# Trouble with iTouch



## Jane917 (Dec 29, 2009)

I just downloaded a new audiobook to my iTouch. In addition, I updated my iTunes as recommended. Now my iTouch seems to be in permanent freeze. I cannot even turn it off. All that shows is the black background with the the apple and  bar beneath the apple. Help! I go back to work tomorrow, and can't imagine my commute without my audiobook! Have I mentioned how much I hate iTunes?


----------



## kindlegrl81 (Jan 19, 2010)

Have you tried pressing and holding the home and the power button at the same time. This should reset you iPod and hopefully get it up and running again.  If this doesn't work you can try to do a factory reset through iTunes.


----------



## Jane917 (Dec 29, 2009)

Good news..... I was able to hold home and power button....then get to a state that I could do a restore with iTunes. Panic has subsided....


----------



## Sharon Red (Jul 23, 2011)

Jane917 said:


> Good news..... I was able to hold home and power button....then get to a state that I could do a restore with iTunes. Panic has subsided....

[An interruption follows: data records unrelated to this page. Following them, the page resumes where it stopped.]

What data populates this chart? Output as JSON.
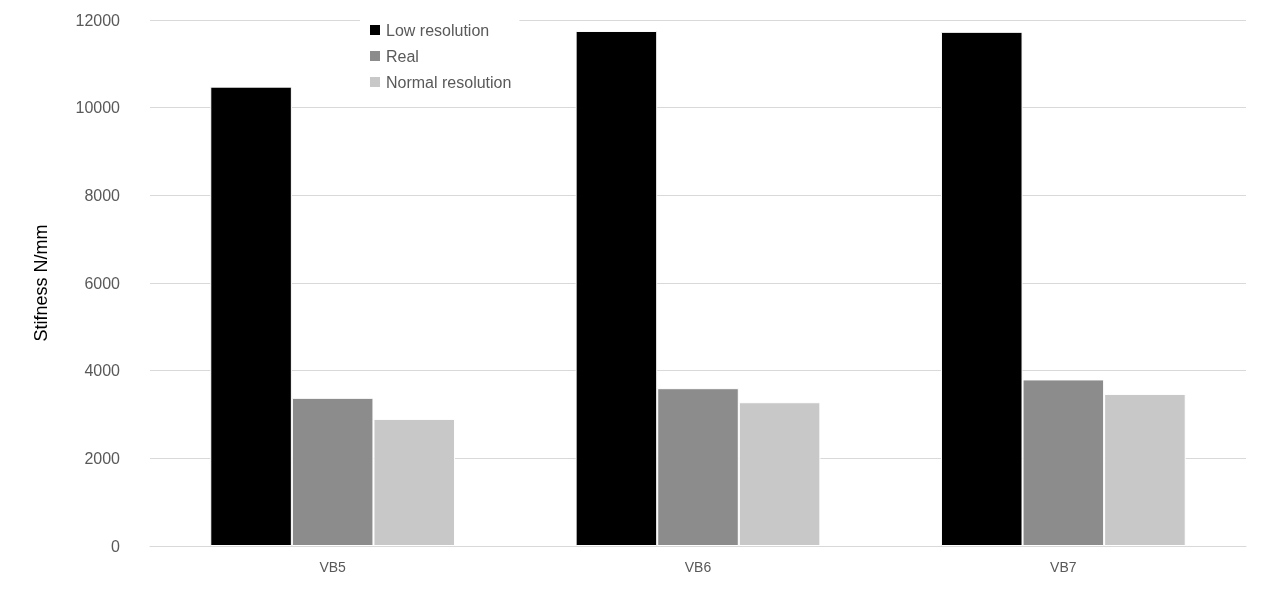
{
  "chart_data": {
    "type": "bar",
    "ylabel": "Stifness N/mm",
    "categories": [
      "VB5",
      "VB6",
      "VB7"
    ],
    "series": [
      {
        "name": "Low resolution",
        "color": "#000000",
        "values": [
          10480,
          11750,
          11730
        ]
      },
      {
        "name": "Real",
        "color": "#8c8c8c",
        "values": [
          3380,
          3600,
          3800
        ]
      },
      {
        "name": "Normal resolution",
        "color": "#c8c8c8",
        "values": [
          2900,
          3280,
          3470
        ]
      }
    ],
    "ylim": [
      0,
      12000
    ],
    "yticks": [
      0,
      2000,
      4000,
      6000,
      8000,
      10000,
      12000
    ],
    "grid": "y",
    "legend": "top"
  }
}
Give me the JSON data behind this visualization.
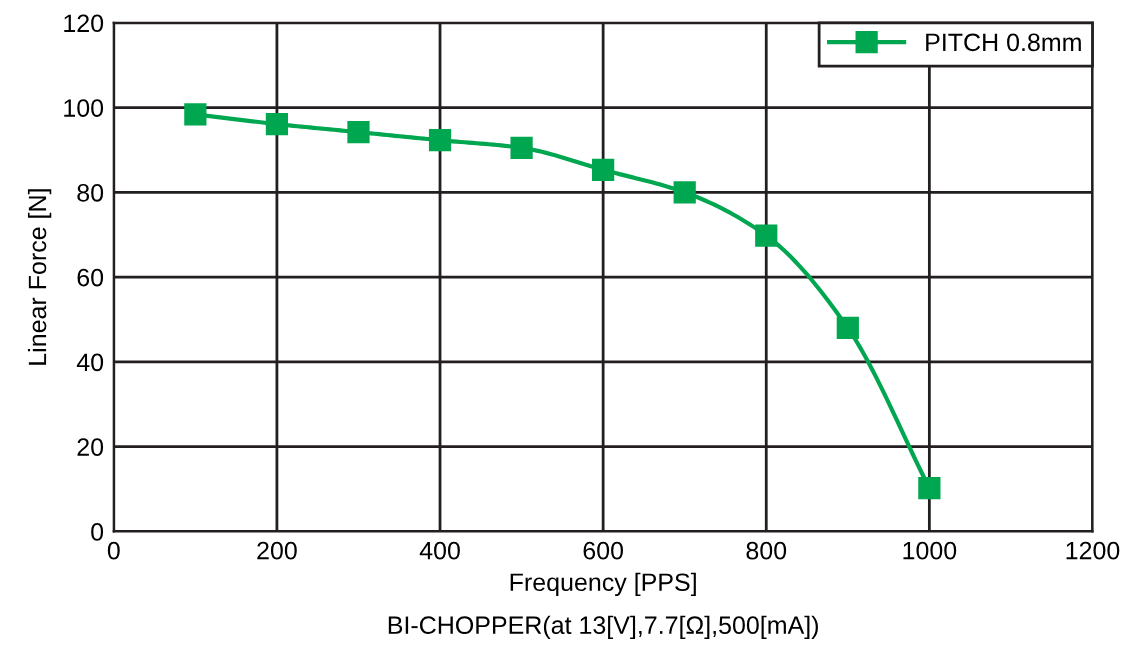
{
  "chart_data": {
    "type": "line",
    "xlabel": "Frequency [PPS]",
    "ylabel": "Linear Force [N]",
    "annotations": [
      "BI-CHOPPER(at 13[V],7.7[Ω],500[mA])"
    ],
    "x": [
      100,
      200,
      300,
      400,
      500,
      600,
      700,
      800,
      900,
      1000
    ],
    "series": [
      {
        "name": "PITCH 0.8mm",
        "color": "#00a650",
        "values": [
          98.4,
          96.1,
          94.2,
          92.3,
          90.5,
          85.3,
          80,
          69.8,
          48,
          10.2
        ]
      }
    ],
    "xlim": [
      0,
      1200
    ],
    "xticks": [
      0,
      200,
      400,
      600,
      800,
      1000,
      1200
    ],
    "ylim": [
      0,
      120
    ],
    "yticks": [
      0,
      20,
      40,
      60,
      80,
      100,
      120
    ],
    "grid": true,
    "legend": "top right",
    "marker": "square",
    "line_style": "solid"
  }
}
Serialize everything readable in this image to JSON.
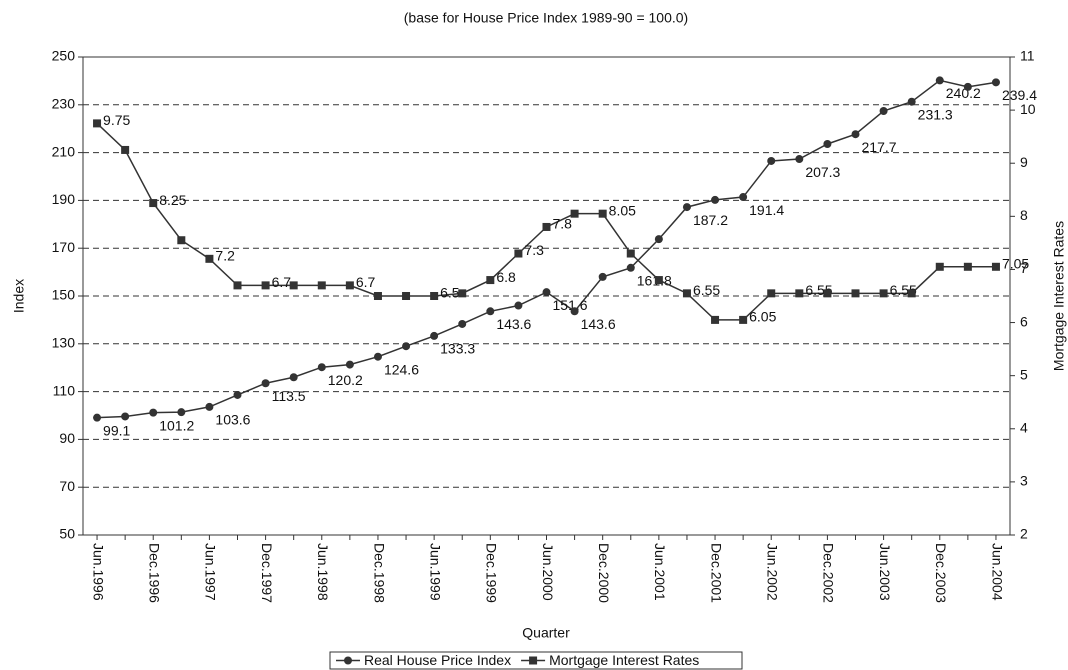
{
  "chart_data": {
    "type": "line",
    "title": "(base for House Price Index 1989-90 = 100.0)",
    "x_label": "Quarter",
    "y_label": "Index",
    "y2_label": "Mortgage Interest Rates",
    "categories": [
      "Jun.1996",
      null,
      "Dec.1996",
      null,
      "Jun.1997",
      null,
      "Dec.1997",
      null,
      "Jun.1998",
      null,
      "Dec.1998",
      null,
      "Jun.1999",
      null,
      "Dec.1999",
      null,
      "Jun.2000",
      null,
      "Dec.2000",
      null,
      "Jun.2001",
      null,
      "Dec.2001",
      null,
      "Jun.2002",
      null,
      "Dec.2002",
      null,
      "Jun.2003",
      null,
      "Dec.2003",
      null,
      "Jun.2004"
    ],
    "series": [
      {
        "name": "Real House Price Index",
        "color": "#333333",
        "marker": "circle",
        "values": [
          99.1,
          99.6,
          101.2,
          101.4,
          103.6,
          108.6,
          113.5,
          116,
          120.2,
          121.3,
          124.6,
          129,
          133.3,
          138.3,
          143.6,
          146,
          151.6,
          143.6,
          158,
          161.8,
          173.8,
          187.2,
          190.2,
          191.4,
          206.5,
          207.3,
          213.6,
          217.7,
          227.4,
          231.3,
          240.2,
          237.5,
          239.4
        ],
        "value_labels": [
          "99.1",
          null,
          "101.2",
          null,
          "103.6",
          null,
          "113.5",
          null,
          "120.2",
          null,
          "124.6",
          null,
          "133.3",
          null,
          "143.6",
          null,
          "151.6",
          "143.6",
          null,
          "161.8",
          null,
          "187.2",
          null,
          "191.4",
          null,
          "207.3",
          null,
          "217.7",
          null,
          "231.3",
          "240.2",
          null,
          "239.4"
        ]
      },
      {
        "name": "Mortgage Interest Rates",
        "color": "#333333",
        "marker": "square",
        "axis": "y2",
        "values": [
          9.75,
          9.25,
          8.25,
          7.55,
          7.2,
          6.7,
          6.7,
          6.7,
          6.7,
          6.7,
          6.5,
          6.5,
          6.5,
          6.55,
          6.8,
          7.3,
          7.8,
          8.05,
          8.05,
          7.3,
          6.8,
          6.55,
          6.05,
          6.05,
          6.55,
          6.55,
          6.55,
          6.55,
          6.55,
          6.55,
          7.05,
          7.05,
          7.05
        ],
        "value_labels": [
          "9.75",
          null,
          "8.25",
          null,
          "7.2",
          null,
          "6.7",
          null,
          null,
          "6.7",
          null,
          null,
          "6.5",
          null,
          "6.8",
          "7.3",
          "7.8",
          null,
          "8.05",
          null,
          null,
          "6.55",
          null,
          "6.05",
          null,
          "6.55",
          null,
          null,
          "6.55",
          null,
          null,
          null,
          "7.05"
        ]
      }
    ],
    "ylim": [
      50,
      250
    ],
    "yticks": [
      50,
      70,
      90,
      110,
      130,
      150,
      170,
      190,
      210,
      230,
      250
    ],
    "y2lim": [
      2,
      11
    ],
    "y2ticks": [
      2,
      3,
      4,
      5,
      6,
      7,
      8,
      9,
      10,
      11
    ],
    "grid": true,
    "legend": "bottom"
  }
}
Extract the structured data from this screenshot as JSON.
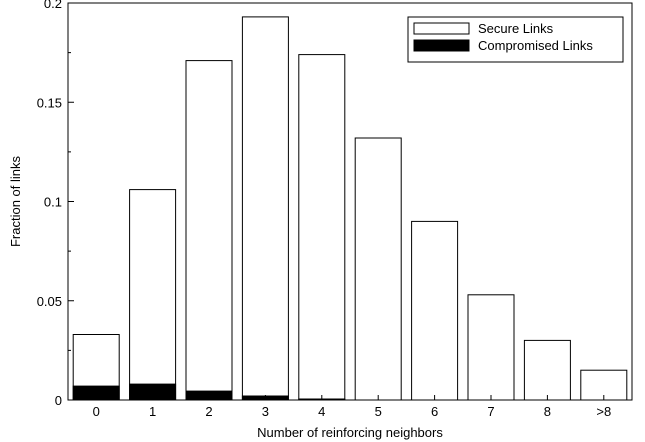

Ah panic is bad! haha Good to hear everything is okay.


----------



## Nauman (Jul 6, 2010)

Good to hear that its ok now..however it happens sometime to me also


----------



## Sharon Red (Jul 23, 2011)

I actually just had this happen, ugh.


----------



## kindlegrl81 (Jan 19, 2010)

I have noticed that my apple devices have a tendency to misbehave if they are connected to iTunes during an update.  If I have to update iTunes I make sure my devices are ejected before the update has finished loading and if my iPhone or iPad needs updating then I press "download only" instead of "download and install."  After everything has downloaded and I have restarted my computer I then plug in the device and I have had no problems since.


----------